In terms of staying calm at the dentist, talking to your dental practitioner can also help. All dentists essentially want their patients to be comfortable, and they are skilled at putting nervous patients at ease. Helpful approaches can include explaining in detail any procedures or treatments required, showing you the equipment that will be used, and enlisting other strategies that can help you to remain calm.
An open and honest discussion about your individual triggers can also help your dentist tailor a treatment plan for you to help you with overcoming dental fear. Coping techniques while at your appointment can include:
- deep breathing
- guided imagery
- using a stress ball
- progressive muscle relaxation
- distraction (for example, listening to music or the use of TV screens)

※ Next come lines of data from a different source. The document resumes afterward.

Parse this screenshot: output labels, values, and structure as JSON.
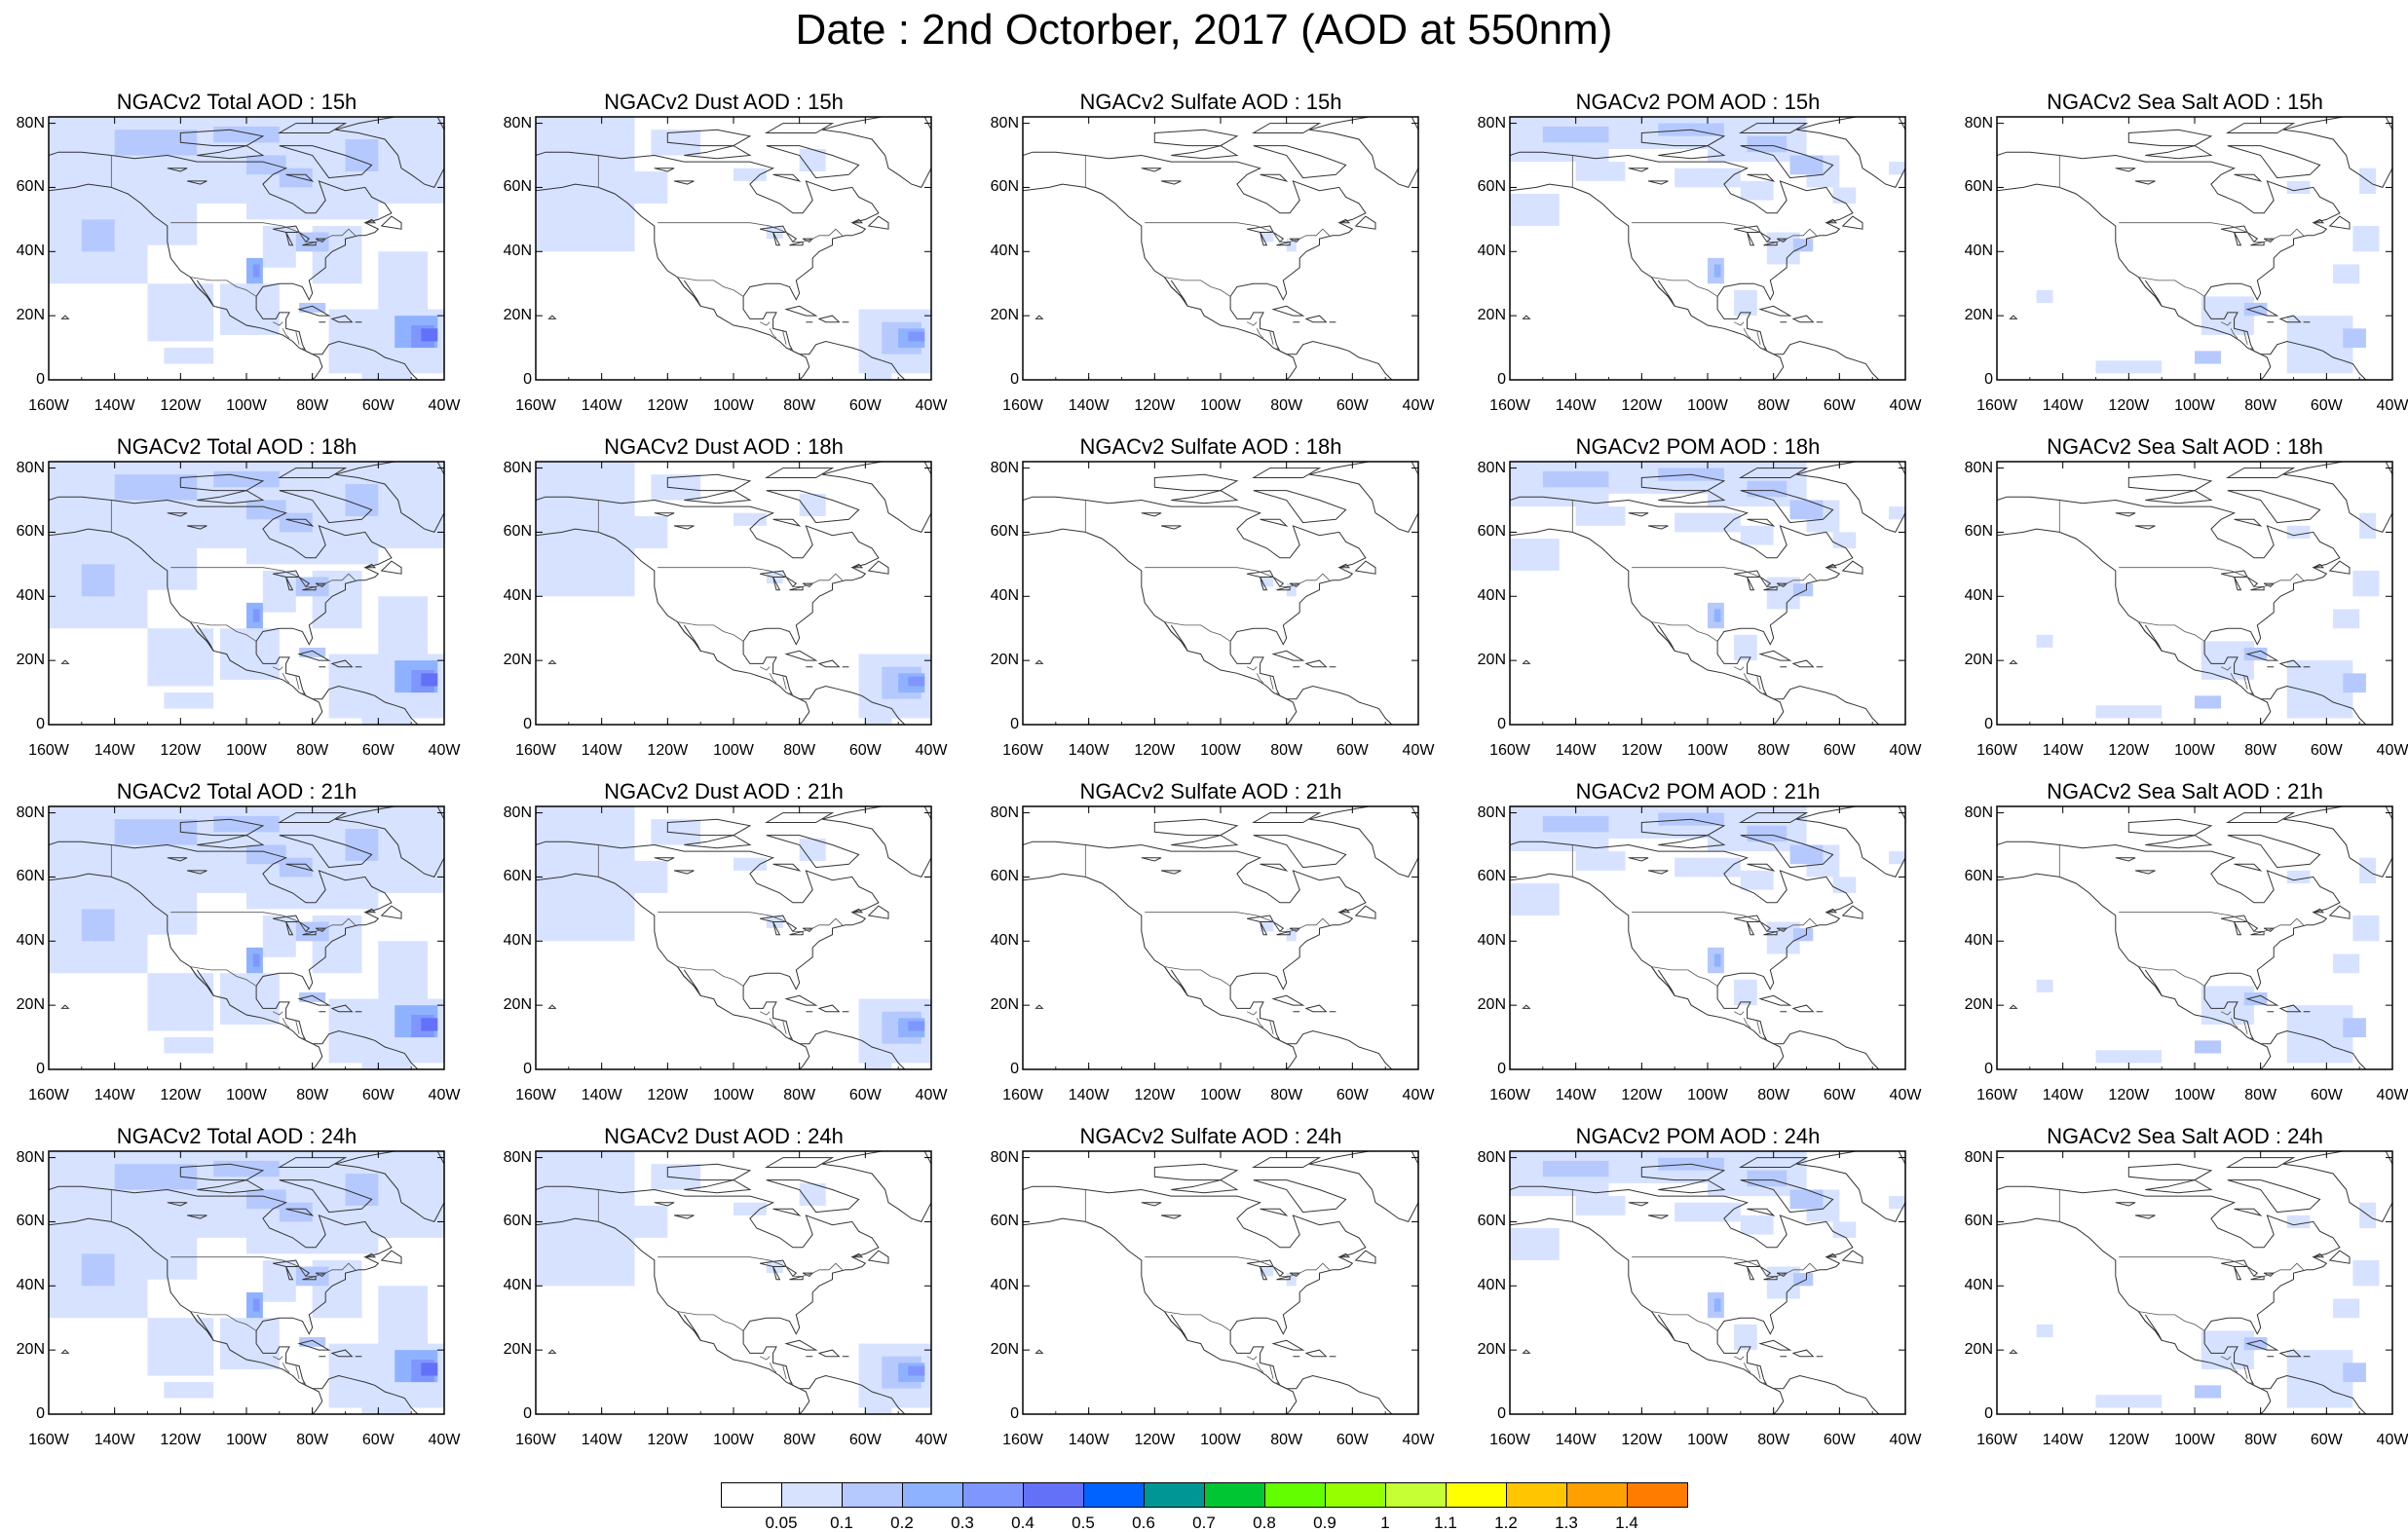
{
  "title": "Date : 2nd Octorber, 2017 (AOD at 550nm)",
  "map": {
    "x_ticks": [
      "160W",
      "140W",
      "120W",
      "100W",
      "80W",
      "60W",
      "40W"
    ],
    "y_ticks": [
      "80N",
      "60N",
      "40N",
      "20N",
      "0"
    ]
  },
  "panels": [
    {
      "title": "NGACv2 Total AOD : 15h",
      "species": "total",
      "hour": "15h"
    },
    {
      "title": "NGACv2 Dust AOD : 15h",
      "species": "dust",
      "hour": "15h"
    },
    {
      "title": "NGACv2 Sulfate AOD : 15h",
      "species": "sulfate",
      "hour": "15h"
    },
    {
      "title": "NGACv2 POM AOD : 15h",
      "species": "pom",
      "hour": "15h"
    },
    {
      "title": "NGACv2 Sea Salt AOD : 15h",
      "species": "seasalt",
      "hour": "15h"
    },
    {
      "title": "NGACv2 Total AOD : 18h",
      "species": "total",
      "hour": "18h"
    },
    {
      "title": "NGACv2 Dust AOD : 18h",
      "species": "dust",
      "hour": "18h"
    },
    {
      "title": "NGACv2 Sulfate AOD : 18h",
      "species": "sulfate",
      "hour": "18h"
    },
    {
      "title": "NGACv2 POM AOD : 18h",
      "species": "pom",
      "hour": "18h"
    },
    {
      "title": "NGACv2 Sea Salt AOD : 18h",
      "species": "seasalt",
      "hour": "18h"
    },
    {
      "title": "NGACv2 Total AOD : 21h",
      "species": "total",
      "hour": "21h"
    },
    {
      "title": "NGACv2 Dust AOD : 21h",
      "species": "dust",
      "hour": "21h"
    },
    {
      "title": "NGACv2 Sulfate AOD : 21h",
      "species": "sulfate",
      "hour": "21h"
    },
    {
      "title": "NGACv2 POM AOD : 21h",
      "species": "pom",
      "hour": "21h"
    },
    {
      "title": "NGACv2 Sea Salt AOD : 21h",
      "species": "seasalt",
      "hour": "21h"
    },
    {
      "title": "NGACv2 Total AOD : 24h",
      "species": "total",
      "hour": "24h"
    },
    {
      "title": "NGACv2 Dust AOD : 24h",
      "species": "dust",
      "hour": "24h"
    },
    {
      "title": "NGACv2 Sulfate AOD : 24h",
      "species": "sulfate",
      "hour": "24h"
    },
    {
      "title": "NGACv2 POM AOD : 24h",
      "species": "pom",
      "hour": "24h"
    },
    {
      "title": "NGACv2 Sea Salt  AOD : 24h",
      "species": "seasalt",
      "hour": "24h"
    }
  ],
  "colorbar": {
    "labels": [
      "0.05",
      "0.1",
      "0.2",
      "0.3",
      "0.4",
      "0.5",
      "0.6",
      "0.7",
      "0.8",
      "0.9",
      "1",
      "1.1",
      "1.2",
      "1.3",
      "1.4"
    ],
    "colors": [
      "#ffffff",
      "#d6e2ff",
      "#b5c9ff",
      "#8eb2ff",
      "#7f96ff",
      "#6370f8",
      "#0063ff",
      "#009696",
      "#00c633",
      "#63ff00",
      "#96ff00",
      "#c6ff33",
      "#ffff00",
      "#ffc600",
      "#ffa000",
      "#ff7c00",
      "#ff1900"
    ]
  }
}
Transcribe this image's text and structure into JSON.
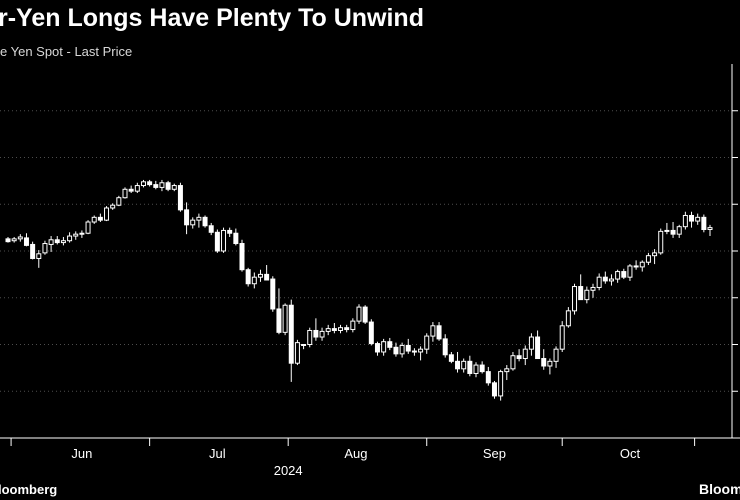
{
  "header": {
    "title": "r-Yen Longs Have Plenty To Unwind",
    "subtitle": "e Yen Spot - Last Price"
  },
  "footer": {
    "source": "loomberg",
    "brand": "Bloom"
  },
  "colors": {
    "background": "#000000",
    "candle": "#ffffff",
    "axis": "#ffffff",
    "grid": "#4d4d4d",
    "text": "#ffffff"
  },
  "chart_data": {
    "type": "candlestick",
    "title": "r-Yen Longs Have Plenty To Unwind",
    "subtitle": "e Yen Spot - Last Price",
    "x_tick_labels": [
      "Jun",
      "Jul",
      "Aug",
      "Sep",
      "Oct"
    ],
    "x_year_label": "2024",
    "x_tick_positions_data": [
      2,
      22,
      43,
      63,
      83
    ],
    "x_range": [
      -3,
      110
    ],
    "ylim": [
      0,
      400
    ],
    "y_gridlines": [
      50,
      100,
      150,
      200,
      250,
      300,
      350
    ],
    "y_tick_labels_visible": false,
    "grid": true,
    "series": [
      {
        "values": [
          [
            1,
            213,
            215,
            209,
            210
          ],
          [
            2,
            211,
            215,
            209,
            213
          ],
          [
            3,
            213,
            218,
            210,
            215
          ],
          [
            4,
            214,
            219,
            205,
            206
          ],
          [
            5,
            207,
            210,
            191,
            192
          ],
          [
            6,
            192,
            201,
            182,
            197
          ],
          [
            7,
            198,
            211,
            196,
            208
          ],
          [
            8,
            207,
            216,
            199,
            212
          ],
          [
            9,
            212,
            216,
            207,
            209
          ],
          [
            10,
            209,
            215,
            206,
            211
          ],
          [
            11,
            211,
            220,
            209,
            216
          ],
          [
            12,
            216,
            221,
            212,
            218
          ],
          [
            13,
            218,
            222,
            214,
            219
          ],
          [
            14,
            219,
            233,
            218,
            231
          ],
          [
            15,
            231,
            238,
            229,
            236
          ],
          [
            16,
            236,
            240,
            231,
            233
          ],
          [
            17,
            233,
            248,
            232,
            246
          ],
          [
            18,
            246,
            251,
            244,
            249
          ],
          [
            19,
            249,
            259,
            248,
            257
          ],
          [
            20,
            257,
            268,
            256,
            266
          ],
          [
            21,
            266,
            270,
            262,
            264
          ],
          [
            22,
            264,
            273,
            262,
            270
          ],
          [
            23,
            270,
            276,
            268,
            274
          ],
          [
            24,
            274,
            276,
            269,
            271
          ],
          [
            25,
            271,
            275,
            266,
            268
          ],
          [
            26,
            268,
            276,
            264,
            273
          ],
          [
            27,
            273,
            275,
            264,
            266
          ],
          [
            28,
            266,
            272,
            264,
            270
          ],
          [
            29,
            270,
            273,
            242,
            244
          ],
          [
            30,
            244,
            252,
            218,
            228
          ],
          [
            31,
            228,
            236,
            224,
            233
          ],
          [
            32,
            233,
            240,
            225,
            236
          ],
          [
            33,
            236,
            238,
            225,
            227
          ],
          [
            34,
            227,
            230,
            217,
            220
          ],
          [
            35,
            220,
            223,
            198,
            200
          ],
          [
            36,
            200,
            225,
            198,
            222
          ],
          [
            37,
            222,
            225,
            215,
            219
          ],
          [
            38,
            219,
            224,
            206,
            208
          ],
          [
            39,
            208,
            212,
            178,
            180
          ],
          [
            40,
            180,
            182,
            162,
            165
          ],
          [
            41,
            165,
            177,
            160,
            172
          ],
          [
            42,
            172,
            180,
            167,
            175
          ],
          [
            43,
            175,
            185,
            170,
            169
          ],
          [
            44,
            170,
            173,
            135,
            138
          ],
          [
            45,
            138,
            160,
            111,
            113
          ],
          [
            46,
            113,
            144,
            110,
            142
          ],
          [
            47,
            142,
            148,
            60,
            80
          ],
          [
            48,
            80,
            105,
            78,
            102
          ],
          [
            49,
            100,
            100,
            95,
            100
          ],
          [
            50,
            100,
            118,
            97,
            115
          ],
          [
            51,
            115,
            128,
            104,
            108
          ],
          [
            52,
            108,
            118,
            104,
            114
          ],
          [
            53,
            114,
            121,
            110,
            117
          ],
          [
            54,
            117,
            123,
            112,
            115
          ],
          [
            55,
            115,
            121,
            112,
            118
          ],
          [
            56,
            118,
            121,
            113,
            116
          ],
          [
            57,
            116,
            128,
            113,
            125
          ],
          [
            58,
            125,
            143,
            122,
            140
          ],
          [
            59,
            140,
            142,
            122,
            124
          ],
          [
            60,
            124,
            127,
            99,
            101
          ],
          [
            61,
            101,
            103,
            88,
            92
          ],
          [
            62,
            92,
            106,
            88,
            103
          ],
          [
            63,
            103,
            107,
            94,
            97
          ],
          [
            64,
            97,
            102,
            87,
            90
          ],
          [
            65,
            90,
            102,
            86,
            99
          ],
          [
            66,
            99,
            106,
            90,
            93
          ],
          [
            67,
            93,
            96,
            88,
            92
          ],
          [
            68,
            92,
            98,
            83,
            95
          ],
          [
            69,
            95,
            112,
            90,
            109
          ],
          [
            70,
            109,
            124,
            103,
            120
          ],
          [
            71,
            120,
            124,
            104,
            106
          ],
          [
            72,
            106,
            111,
            86,
            89
          ],
          [
            73,
            89,
            92,
            80,
            82
          ],
          [
            74,
            82,
            92,
            70,
            74
          ],
          [
            75,
            74,
            85,
            70,
            82
          ],
          [
            76,
            82,
            88,
            66,
            69
          ],
          [
            77,
            69,
            81,
            65,
            78
          ],
          [
            78,
            78,
            82,
            69,
            71
          ],
          [
            79,
            71,
            76,
            56,
            59
          ],
          [
            80,
            59,
            61,
            42,
            45
          ],
          [
            81,
            45,
            73,
            40,
            71
          ],
          [
            82,
            71,
            78,
            62,
            74
          ],
          [
            83,
            74,
            92,
            72,
            88
          ],
          [
            84,
            88,
            95,
            82,
            85
          ],
          [
            85,
            85,
            99,
            78,
            95
          ],
          [
            86,
            95,
            112,
            88,
            108
          ],
          [
            87,
            108,
            115,
            98,
            85
          ],
          [
            88,
            85,
            95,
            73,
            77
          ],
          [
            89,
            77,
            85,
            68,
            82
          ],
          [
            90,
            82,
            98,
            75,
            95
          ],
          [
            91,
            95,
            125,
            92,
            120
          ],
          [
            92,
            120,
            140,
            118,
            136
          ],
          [
            93,
            136,
            165,
            132,
            162
          ],
          [
            94,
            162,
            175,
            155,
            148
          ],
          [
            95,
            148,
            162,
            144,
            158
          ],
          [
            96,
            158,
            165,
            150,
            161
          ],
          [
            97,
            161,
            176,
            158,
            172
          ],
          [
            98,
            172,
            178,
            165,
            168
          ],
          [
            99,
            168,
            175,
            163,
            170
          ],
          [
            100,
            170,
            180,
            166,
            178
          ],
          [
            101,
            178,
            181,
            170,
            172
          ],
          [
            102,
            172,
            186,
            168,
            184
          ],
          [
            103,
            184,
            190,
            180,
            183
          ],
          [
            104,
            183,
            190,
            178,
            188
          ],
          [
            105,
            188,
            198,
            185,
            195
          ],
          [
            106,
            195,
            202,
            186,
            198
          ],
          [
            107,
            198,
            224,
            196,
            221
          ],
          [
            108,
            221,
            230,
            218,
            222
          ],
          [
            109,
            222,
            231,
            214,
            218
          ],
          [
            110,
            218,
            228,
            214,
            226
          ],
          [
            111,
            226,
            242,
            223,
            238
          ],
          [
            112,
            238,
            242,
            225,
            232
          ],
          [
            113,
            232,
            240,
            228,
            236
          ],
          [
            114,
            236,
            239,
            220,
            223
          ],
          [
            115,
            223,
            228,
            216,
            225
          ]
        ]
      }
    ],
    "value_format": "[index, open, high, low, close]"
  }
}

What if I have dental phobia?
Severe dental anxiety or dental phobia may require more serious intervention, however many of these can significantly improve a dental experience. These include:
- Relative analgesia (happy gas). This is administered via a mask fitted to your face and after breathing it in you will feel pleasantly relaxed but still awake. It takes affect within a few minutes and it also wears off quickly. You will be able to talk to your dentist and hear what they say, however you won’t necessarily remember everything once the visit is over!
- Anxiety relieving medication. These are prescribed by doctors or dentists and a single, short-acting dose is normally taken an hour before your dental appointment.
- Conscious sedation (twilight sedation). This involves receiving medication through a drip and intravenous (IV) sedation needs to be administered by a dental sedationist or an anaesthetist in a specialised practice or hospital. Under sedation you may drift off into a light sleep but you will be able to respond to verbal prompts. Side effects may include nausea and drowsiness.
- General anaesthesia. This is generally carried out in a hospital setting by a dentist and an anaesthetist, and involves patients being ‘fully asleep’. Possible side effects include nausea and a longer recovery period, and patients will also normally also require pre- and post-operative visits to the dentist. General anaesthetic works best when used in conjunction with other strategies, so that some treatments can be done without it. This ensures that the general anaesthetic session time is kept for treatments that patients find the most difficult to cope with.